Tennisclub und Plus/minus 60 aktiv e. V.
Mit den Fahrrädern rund um den Bodensee
Untermosel. Nachdem Organisator Volkmar Pies schon die Quartiere in verschiedenen Orten und Städtchen fest gebucht hatte, fuhren acht Herren von der Untermosel, in Kombination (Tennisclub und Plus/minus 60 aktiv e. V.) mit der Bahn bis zur Stadt Singen Hohentwiel.
Mit dem Fahrrad ging es in das nahe gelegene Radolfzell (circa 15 Kilometer.) zur ersten Übernachtung.
Am zweiten Tag lag das malerische Städtchen Überlingen auf der Strecke, in dem sich die Teilnehmer etwas umschauten. Das nächste Ziel war das herrlich gelegene Meersburg, wo sie auch übernachteten. Dort wurde emsig dekorierte, denn am nächsten Tag begann das Weinfest.
In Friedrichshafen besichtigten die Herren am nächsten Tag das Dornier Museum und konnten Landungen von zwei Zeppelinen miterleben. Abends hatten sie in Lindau ein Hotel gebucht. Lindau ist ringsum vom Bodensee umspült und ist traumhaft schön.

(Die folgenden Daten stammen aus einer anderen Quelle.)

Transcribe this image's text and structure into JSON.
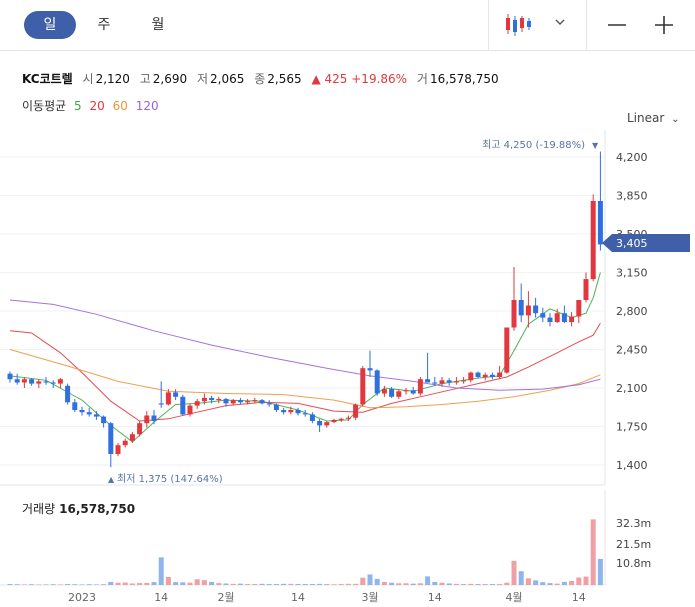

Die nächste Etappe führte über das weltbekannte Bregenz, wo in einer Woche die Bregenzer Festspiele eröffnen. Die Herren konnten von den Zuschauerplätzen, die letzten Arbeiten zur Fertigstellung der Bühne miterleben, auf der dann in diesem Jahr „Die Zauberflöte“ aufgeführt wird. Am Abend legten alle Teilnehmer die müden Häupter in einem Hotel im österreichischen Ort „Lustenau“ nieder. Der Ort liegt am Rhein, wo dieser nach circa 10 Kilometern in den Bodensee fließt.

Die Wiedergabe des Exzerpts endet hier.